Theoretical Contributions and Implications

The theoretical underpinning of the paper is significant, introducing a robust clustering mechanism leveraging sub-Gaussian mixture models and extending the classical Lloyd's algorithm to address adversarial noise. The authors derive guarantees for the proposed method under typical FL constraints, providing performance bounds on the estimation error that are competitive with those achievable by an oracle clairvoyant of the true data cluster boundaries. These bounds are notably optimal concerning key parameters such as dimension, sample size, and level of adversarial device participation.

Primary to the innovation in clustering is the adaptation of robust mean estimation techniques, such as trimmed means and iterative filtering, which are crucial in high dimensions where traditional methods like geometric medians may fall short. The implications here reach beyond theoretical interest: They provide a scalable path to robust FL algorithms applicable across various domains, from mobile device data aggregation to large-scale sensor networks.

Numerical Results

The empirical evidence presented, evaluated on both synthetic and real-world datasets—such as the Yahoo! Learning to Rank dataset—substantively endorses the theoretical promises. The implementation demonstrates marked improvement over non-robust and conventional methods, by at least 53% on synthetic settings. This validation underscores the practical relevance of algorithmic robustness, bringing future real-world deployments of FL closer to feasibility.

Future Directions

The proposed framework opens several avenues for further research.
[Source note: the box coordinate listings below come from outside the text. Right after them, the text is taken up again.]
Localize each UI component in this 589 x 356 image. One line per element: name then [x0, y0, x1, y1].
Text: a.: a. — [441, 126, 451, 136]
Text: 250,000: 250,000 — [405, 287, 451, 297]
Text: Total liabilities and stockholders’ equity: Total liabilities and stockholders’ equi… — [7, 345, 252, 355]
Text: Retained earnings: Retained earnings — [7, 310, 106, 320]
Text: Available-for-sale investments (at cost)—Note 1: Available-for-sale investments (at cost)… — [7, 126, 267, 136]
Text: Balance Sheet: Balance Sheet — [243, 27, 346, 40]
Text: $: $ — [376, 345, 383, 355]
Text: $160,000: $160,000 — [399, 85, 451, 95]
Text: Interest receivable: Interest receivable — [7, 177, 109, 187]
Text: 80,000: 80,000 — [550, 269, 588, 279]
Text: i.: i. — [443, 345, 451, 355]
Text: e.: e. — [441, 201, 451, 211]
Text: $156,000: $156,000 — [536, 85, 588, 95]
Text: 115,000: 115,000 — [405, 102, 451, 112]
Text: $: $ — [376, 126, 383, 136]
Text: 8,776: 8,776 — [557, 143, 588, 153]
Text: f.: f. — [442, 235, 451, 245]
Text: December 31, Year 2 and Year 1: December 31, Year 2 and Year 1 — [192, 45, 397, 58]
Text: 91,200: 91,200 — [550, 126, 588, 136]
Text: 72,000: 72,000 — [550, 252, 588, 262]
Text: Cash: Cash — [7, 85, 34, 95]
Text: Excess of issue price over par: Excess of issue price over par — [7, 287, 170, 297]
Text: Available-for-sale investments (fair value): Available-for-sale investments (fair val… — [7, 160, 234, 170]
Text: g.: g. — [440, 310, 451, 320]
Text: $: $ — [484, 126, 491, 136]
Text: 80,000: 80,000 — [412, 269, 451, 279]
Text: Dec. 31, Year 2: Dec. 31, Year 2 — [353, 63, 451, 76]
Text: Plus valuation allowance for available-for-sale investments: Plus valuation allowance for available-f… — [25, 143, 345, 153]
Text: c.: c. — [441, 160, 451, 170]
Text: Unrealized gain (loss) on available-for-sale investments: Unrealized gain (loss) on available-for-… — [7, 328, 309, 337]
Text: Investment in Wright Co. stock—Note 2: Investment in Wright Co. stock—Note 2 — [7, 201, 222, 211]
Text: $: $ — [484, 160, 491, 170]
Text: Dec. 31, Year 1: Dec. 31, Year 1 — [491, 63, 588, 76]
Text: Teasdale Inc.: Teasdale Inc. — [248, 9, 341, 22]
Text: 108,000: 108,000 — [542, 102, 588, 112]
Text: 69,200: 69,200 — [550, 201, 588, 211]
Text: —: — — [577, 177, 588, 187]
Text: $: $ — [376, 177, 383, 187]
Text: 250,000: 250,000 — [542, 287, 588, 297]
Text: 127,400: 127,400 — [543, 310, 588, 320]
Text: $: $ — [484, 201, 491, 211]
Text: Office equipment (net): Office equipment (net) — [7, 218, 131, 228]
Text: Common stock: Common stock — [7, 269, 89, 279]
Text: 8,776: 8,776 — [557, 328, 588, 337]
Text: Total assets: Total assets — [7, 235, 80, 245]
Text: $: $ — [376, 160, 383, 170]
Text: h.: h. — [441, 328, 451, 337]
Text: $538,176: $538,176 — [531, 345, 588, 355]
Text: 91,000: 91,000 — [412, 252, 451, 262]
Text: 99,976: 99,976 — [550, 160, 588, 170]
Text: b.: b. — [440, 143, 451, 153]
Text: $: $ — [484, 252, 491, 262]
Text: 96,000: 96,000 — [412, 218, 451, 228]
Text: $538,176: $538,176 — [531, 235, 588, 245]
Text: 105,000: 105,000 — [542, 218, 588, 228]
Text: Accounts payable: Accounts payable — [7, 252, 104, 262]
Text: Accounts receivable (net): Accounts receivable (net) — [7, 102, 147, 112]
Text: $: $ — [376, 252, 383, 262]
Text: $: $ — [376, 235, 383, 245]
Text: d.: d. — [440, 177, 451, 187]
The enhancibility of the clustering step, especially in the context of higher dimensions and non-sub-Gaussian noise, warrants exploration. Moreover, extending these techniques to non-convex loss landscapes, which often arise in deep learning applications, would significantly increase the framework's utility.

Conclusion

In summary, the paper by Ghosh et al. stands as a substantial contribution in the area of distributed ML through FL. Its modular algorithm design, cemented by solid theoretical guarantees, not only advances our understanding of robust learning in heterogeneous environments but also sets the stage for practical innovations in secure and efficient federated systems. The work encourages active engagement with issues of privacy-preserving computation and contributes to the integral field of distributed optimization under uncertainty, bridging statistical learning concepts with applied machine learning advancements.